Des vertus de la recherche
Pour une femme comme pour un homme, la voie de la recherche est une merveilleuse aventure de créativité et d’invention. La formation dispensée à l’École polytechnique est d’un niveau et d’une rigueur exceptionnels. Cette rigueur ne m’a jamais quittée, et la passion de comprendre m’a permis de résoudre, avec mon équipe, des sujets difficiles à l’interface entre la physique et les sciences du vivant. Ainsi, par exemple, nous avons identifié le mécanisme du mouvement par l’assemblage du biopolymère actine (avec le développement de systèmes biomimétiques qui se déplacent « comme une cellule » https://www.canal‑u.tv/chaines/utls/la-physique-et-ses-applications/la-physique-a-l-echelle-de-la-cellule) et nous avons pu mesurer l’activité des globules rouges. Quel métier plus passionnant que d’avoir des idées et de les mettre en œuvre avec des collaborateurs pluridisciplinaires ? Quel émerveillement professionnel plus intense que de reproduire les fonctions du vivant avec des systèmes épurés et de comprendre les lois physiques qui les sous-tendent ? La passion pour la recherche n’est pas incompatible avec une vie privée épanouissante, contrairement à ce que peuvent véhiculer certaines collègues de l’Institut Pasteur qui pensent que « la recherche, c’est un peu comme entrer au Carmel » (cf. https://www.lemonde.fr/sciences/article/2021/04/25/francoise-barre-sinoussi-la-recherche-c-est-un-peu-comme-entrer-au-carmel_6077957_1650684.html). Nous avons pu voir, au contraire, lors de la crise sanitaire, que toute la société s’est emparée de la rage de comprendre cette épidémie : il y a eu des débats vifs et documentés, et les raisonnements scientifiques flous ou mal étayés se sont (presque) estompés. Comparer les scientifiques à un ordre religieux contemplatif place les scientifiques en dehors de la société alors qu’ils doivent, à l’inverse, se placer au sein de la société et irriguer, animer et transmettre la démarche scientifique et le raisonnement dans l’éducation et les médias. Enfin, je voudrais ici témoigner que d’avoir des enfants m’a donné cette merveilleuse possibilité d’être sans arrêt remise en question par la nouvelle génération. Accepter le débat et la remise en question est une démarche absolument nécessaire à une recherche de qualité.

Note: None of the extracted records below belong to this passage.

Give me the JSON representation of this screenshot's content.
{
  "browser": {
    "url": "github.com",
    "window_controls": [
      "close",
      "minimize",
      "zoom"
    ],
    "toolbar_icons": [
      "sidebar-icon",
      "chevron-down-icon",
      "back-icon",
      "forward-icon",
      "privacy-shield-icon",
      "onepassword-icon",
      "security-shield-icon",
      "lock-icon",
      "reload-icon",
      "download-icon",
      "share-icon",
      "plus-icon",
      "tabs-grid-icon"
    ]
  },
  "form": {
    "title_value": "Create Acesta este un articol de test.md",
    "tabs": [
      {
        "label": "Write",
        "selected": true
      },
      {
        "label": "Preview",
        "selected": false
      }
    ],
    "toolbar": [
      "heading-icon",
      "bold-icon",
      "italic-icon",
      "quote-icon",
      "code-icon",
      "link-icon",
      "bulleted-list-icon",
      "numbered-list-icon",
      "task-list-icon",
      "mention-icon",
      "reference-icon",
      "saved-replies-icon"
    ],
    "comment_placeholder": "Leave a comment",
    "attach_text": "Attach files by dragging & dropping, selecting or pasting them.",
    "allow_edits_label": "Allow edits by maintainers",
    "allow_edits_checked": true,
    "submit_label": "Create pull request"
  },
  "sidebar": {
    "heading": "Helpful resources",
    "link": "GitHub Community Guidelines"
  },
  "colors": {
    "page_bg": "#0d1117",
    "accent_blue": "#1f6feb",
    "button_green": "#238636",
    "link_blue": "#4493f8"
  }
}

Je voudrais conclure par cette remarque qu’il est souvent recommandé aux jeunes de choisir un métier en leur demandant s’ils souhaitent, plus tard, ressembler aux personnes qui exercent ce métier. Je ne me suis jamais posé la question du genre quand j’ai choisi la voie de la recherche après l’X. C’est seulement très récemment que j’ai pris la pleine mesure que les biais de genre ne sont pas les mêmes dans les différents domaines de recherche. Je forme ici le vœu que, dans la recherche française, la femme puisse être (professionnellement) l’égale de l’homme et que des carrières de femmes inspirent des carrières d’hommes et vice versa.